The Case Against VARs

In a comment on this post, Noah Smith commended to me the work of George-Marios Angeletos of MIT. Unfortunately, Angeletos is fond of vector autoregressions (VARs), which I detest.

I got my start in macro working on structural macroeconometric models. I saw them close up, and I am keenly aware of the problems with them. Hence, I wrote Macroeconometrics: The Science of Hubris.

However, I will give the old-fashioned macroeconometricians credit for at least worrying about the details of the data they are using. If there are structural factors that are changing over time, such as trend productivity growth or labor force participation, the macroeconometrician will keep track of these trends. If there are special factors that change quarterly patterns, such as the “cash-for-clunkers” program that shifted automobile purchases around, the macroeconometrician will take these into account.

The VAR crowd cheerfully ignores all the details in macro data. The economist with a computer program that will churn out VARs is like a 25-year-old with a new immersion blender. He does not want to spend time cooking carefully-selected ingredients. He just wants to throw whatever is in the pantry into the blender to make a smoothie or soup. (Note that I am being unfair to people with immersion blenders. I am not being unfair to people who use VARs.)

The VAR appeared because economists became convinced that structural macroeconometric models are subject to the Lucas Critique, which says that as monetary policy attempts to manipulate demand, people will adjust their expectations. My reaction to this is

(a) the Lucas critique is a minor theoretical curiosity. There are much worse problems with macroeconometrics in practice.

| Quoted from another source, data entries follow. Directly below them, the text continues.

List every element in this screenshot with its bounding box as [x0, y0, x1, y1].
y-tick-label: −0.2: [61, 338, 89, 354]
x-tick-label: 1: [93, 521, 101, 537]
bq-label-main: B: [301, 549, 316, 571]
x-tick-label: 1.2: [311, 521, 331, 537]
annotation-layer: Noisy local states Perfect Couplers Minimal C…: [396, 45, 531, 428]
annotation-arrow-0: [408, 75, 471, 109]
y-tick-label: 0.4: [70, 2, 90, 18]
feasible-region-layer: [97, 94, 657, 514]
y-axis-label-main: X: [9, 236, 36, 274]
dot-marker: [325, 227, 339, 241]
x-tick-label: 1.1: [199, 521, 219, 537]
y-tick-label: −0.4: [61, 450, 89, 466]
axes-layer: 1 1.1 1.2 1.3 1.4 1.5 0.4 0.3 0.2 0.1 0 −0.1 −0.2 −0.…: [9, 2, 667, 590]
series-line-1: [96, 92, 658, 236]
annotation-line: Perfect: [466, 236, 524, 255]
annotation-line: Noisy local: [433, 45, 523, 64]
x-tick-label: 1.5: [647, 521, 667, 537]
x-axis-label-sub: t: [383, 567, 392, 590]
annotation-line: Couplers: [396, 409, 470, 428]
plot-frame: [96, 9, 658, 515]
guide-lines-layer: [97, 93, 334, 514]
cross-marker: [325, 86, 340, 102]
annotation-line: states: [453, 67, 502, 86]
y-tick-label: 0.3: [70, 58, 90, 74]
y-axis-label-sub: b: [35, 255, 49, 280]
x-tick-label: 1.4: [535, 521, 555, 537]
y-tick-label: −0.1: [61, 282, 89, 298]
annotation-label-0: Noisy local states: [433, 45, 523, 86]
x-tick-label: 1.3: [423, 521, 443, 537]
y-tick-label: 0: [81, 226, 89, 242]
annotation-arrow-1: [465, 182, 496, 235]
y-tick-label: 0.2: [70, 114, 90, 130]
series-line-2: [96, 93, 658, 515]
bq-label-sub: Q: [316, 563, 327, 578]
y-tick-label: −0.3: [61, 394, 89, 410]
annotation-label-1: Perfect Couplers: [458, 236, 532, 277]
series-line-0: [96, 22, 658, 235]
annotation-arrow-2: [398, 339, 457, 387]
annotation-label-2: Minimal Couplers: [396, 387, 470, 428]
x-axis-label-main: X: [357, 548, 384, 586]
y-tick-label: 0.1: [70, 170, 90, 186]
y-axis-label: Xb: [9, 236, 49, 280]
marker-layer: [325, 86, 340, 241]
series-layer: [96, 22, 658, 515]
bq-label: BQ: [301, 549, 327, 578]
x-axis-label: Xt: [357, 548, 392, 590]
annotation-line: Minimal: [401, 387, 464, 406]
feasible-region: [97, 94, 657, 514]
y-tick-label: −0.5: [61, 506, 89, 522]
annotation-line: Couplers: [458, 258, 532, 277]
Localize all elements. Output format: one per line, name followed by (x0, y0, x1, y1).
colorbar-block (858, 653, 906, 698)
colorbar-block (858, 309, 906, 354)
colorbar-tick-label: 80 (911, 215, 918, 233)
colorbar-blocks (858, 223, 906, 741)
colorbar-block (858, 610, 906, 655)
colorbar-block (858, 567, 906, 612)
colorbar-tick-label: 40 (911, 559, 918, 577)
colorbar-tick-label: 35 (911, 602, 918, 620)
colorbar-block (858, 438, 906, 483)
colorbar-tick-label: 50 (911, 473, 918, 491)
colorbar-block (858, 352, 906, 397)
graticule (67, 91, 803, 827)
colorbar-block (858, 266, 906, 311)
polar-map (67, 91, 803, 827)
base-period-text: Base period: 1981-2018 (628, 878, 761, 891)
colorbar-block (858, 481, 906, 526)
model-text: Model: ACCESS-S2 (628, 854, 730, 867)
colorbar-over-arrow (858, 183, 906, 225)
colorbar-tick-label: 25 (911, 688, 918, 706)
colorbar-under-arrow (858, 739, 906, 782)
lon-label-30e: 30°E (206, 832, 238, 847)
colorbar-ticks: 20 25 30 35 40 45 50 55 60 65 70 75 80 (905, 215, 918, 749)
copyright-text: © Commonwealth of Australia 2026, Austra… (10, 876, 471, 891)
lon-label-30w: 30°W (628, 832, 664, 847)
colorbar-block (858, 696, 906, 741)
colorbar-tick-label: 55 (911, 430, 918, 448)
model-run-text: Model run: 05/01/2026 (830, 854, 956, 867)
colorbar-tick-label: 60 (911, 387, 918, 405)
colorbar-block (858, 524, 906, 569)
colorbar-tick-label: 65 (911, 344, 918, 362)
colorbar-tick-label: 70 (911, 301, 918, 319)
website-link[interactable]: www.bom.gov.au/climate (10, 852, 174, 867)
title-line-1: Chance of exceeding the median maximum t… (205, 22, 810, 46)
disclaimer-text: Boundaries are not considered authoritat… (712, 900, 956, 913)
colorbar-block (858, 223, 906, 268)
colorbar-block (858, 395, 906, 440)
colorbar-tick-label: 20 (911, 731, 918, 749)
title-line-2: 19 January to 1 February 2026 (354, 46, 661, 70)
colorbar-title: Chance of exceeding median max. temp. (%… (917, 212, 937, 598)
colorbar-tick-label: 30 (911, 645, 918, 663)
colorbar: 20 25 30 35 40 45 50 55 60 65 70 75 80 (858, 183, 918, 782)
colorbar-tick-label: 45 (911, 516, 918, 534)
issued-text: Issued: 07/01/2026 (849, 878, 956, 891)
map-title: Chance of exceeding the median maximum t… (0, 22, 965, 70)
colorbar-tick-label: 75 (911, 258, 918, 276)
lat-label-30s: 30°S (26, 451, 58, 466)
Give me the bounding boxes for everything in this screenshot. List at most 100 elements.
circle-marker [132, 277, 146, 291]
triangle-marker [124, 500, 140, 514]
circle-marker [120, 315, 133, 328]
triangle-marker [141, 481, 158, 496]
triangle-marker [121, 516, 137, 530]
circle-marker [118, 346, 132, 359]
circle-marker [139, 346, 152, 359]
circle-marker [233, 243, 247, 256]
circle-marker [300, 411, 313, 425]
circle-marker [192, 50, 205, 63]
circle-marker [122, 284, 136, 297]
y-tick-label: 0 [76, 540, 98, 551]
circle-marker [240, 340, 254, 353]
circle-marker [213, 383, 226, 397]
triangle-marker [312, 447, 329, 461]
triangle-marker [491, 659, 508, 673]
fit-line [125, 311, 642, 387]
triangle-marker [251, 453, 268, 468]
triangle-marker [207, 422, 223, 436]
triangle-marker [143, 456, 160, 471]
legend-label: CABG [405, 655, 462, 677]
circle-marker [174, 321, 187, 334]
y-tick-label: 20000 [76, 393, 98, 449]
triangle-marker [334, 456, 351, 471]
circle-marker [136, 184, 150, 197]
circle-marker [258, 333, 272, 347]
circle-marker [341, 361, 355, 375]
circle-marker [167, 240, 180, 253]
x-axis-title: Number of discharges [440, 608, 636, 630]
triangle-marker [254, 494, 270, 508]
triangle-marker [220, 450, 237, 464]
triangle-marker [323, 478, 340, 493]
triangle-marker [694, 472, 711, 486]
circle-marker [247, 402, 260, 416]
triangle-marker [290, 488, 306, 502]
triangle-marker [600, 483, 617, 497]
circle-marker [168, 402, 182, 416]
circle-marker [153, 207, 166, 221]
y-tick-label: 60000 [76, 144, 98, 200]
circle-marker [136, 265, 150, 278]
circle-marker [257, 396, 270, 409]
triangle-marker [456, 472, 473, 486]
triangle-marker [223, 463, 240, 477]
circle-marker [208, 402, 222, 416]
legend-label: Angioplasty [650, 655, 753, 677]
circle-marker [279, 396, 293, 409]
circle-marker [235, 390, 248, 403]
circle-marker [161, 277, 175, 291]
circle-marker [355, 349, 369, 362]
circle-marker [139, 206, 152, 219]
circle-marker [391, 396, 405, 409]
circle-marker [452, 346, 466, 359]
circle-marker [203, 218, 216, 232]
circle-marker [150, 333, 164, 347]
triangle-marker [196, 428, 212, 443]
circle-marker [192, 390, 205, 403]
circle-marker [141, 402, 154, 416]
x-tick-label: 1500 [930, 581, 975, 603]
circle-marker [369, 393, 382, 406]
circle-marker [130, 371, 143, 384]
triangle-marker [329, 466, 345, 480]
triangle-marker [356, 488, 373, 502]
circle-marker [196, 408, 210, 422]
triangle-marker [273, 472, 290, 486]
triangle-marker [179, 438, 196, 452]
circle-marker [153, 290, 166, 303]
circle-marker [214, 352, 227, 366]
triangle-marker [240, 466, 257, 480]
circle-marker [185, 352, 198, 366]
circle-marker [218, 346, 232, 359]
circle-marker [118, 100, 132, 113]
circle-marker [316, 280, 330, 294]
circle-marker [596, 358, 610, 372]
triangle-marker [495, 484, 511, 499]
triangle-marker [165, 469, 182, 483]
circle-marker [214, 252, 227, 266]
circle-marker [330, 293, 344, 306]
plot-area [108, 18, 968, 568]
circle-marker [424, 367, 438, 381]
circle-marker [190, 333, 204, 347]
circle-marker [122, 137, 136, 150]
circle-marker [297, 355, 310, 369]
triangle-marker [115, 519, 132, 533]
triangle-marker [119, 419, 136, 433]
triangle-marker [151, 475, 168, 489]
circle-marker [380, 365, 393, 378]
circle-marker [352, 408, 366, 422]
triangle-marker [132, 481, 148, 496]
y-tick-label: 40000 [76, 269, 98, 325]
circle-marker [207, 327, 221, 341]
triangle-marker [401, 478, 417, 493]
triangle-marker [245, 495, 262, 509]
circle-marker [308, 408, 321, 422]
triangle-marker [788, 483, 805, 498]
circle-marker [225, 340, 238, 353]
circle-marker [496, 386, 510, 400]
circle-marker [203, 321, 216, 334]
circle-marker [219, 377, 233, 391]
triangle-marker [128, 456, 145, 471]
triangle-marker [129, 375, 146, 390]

(b) How the heck does running a VAR exempt you from the Lucas Critique? A VAR is no less subject to breakdown than is a structural model.

The macroeconometric project that I first worked with is doomed to fail. Implicitly, you are trying to make 1988 Q1 identical to 2006 Q3 except for the one causal factor with which you are concerned. This cannot be done. There is too much Manzian causal density.

The VAR just takes this doomed macroeconometric project and cavalierly ignores details. It is not an improvement over the macroeconometrics that I learned in the 1970s. On the contrary, it is inferior. And if the big names in modern macro all use it, that does not say that there is something right about VAR. It says that there is something wrong with all the big names in modern macro. On this point, Robert Solow and I still agree.

3 thoughts on “The Case Against VARs

  1. I use VARs to project loss severity and frequency for insurance exposure. Mostly it they me some kind of covariance to work with, and I have found that they are usually more skillful than someone just arm waving a selected value (which is what is usually done). There are exogenous factors that the models cannot possibly know about, so I try to do my best to adjust the data before the model is fit, that and, dummy variables help.

    Anyway, I have no idea how broad your dislike of the method is, but I was curious if there was any instance where you thought they might be appropriate, or at least better than nothing?

  2. I can invent a term. Vector auto entropy. Replace time with probability of occurance. Replace regression with entropy. Works pretty well and is nothing but structural.

  3. A lot of academics have the strange idea that making regressions more complex can eliminate the problem with regressions. Some of the problems can be mitigated (some problematic assumptions, distributional issues, auto-correlation, etc) but it’s always good to remind everyone that the basic nature of the process (non-experimental data with massive quantities of unknown or latent influences) can’t be mathematized-away. Any thoughts on simulation/agent-based modeling as a substitute? Particularly where grounded in observed data.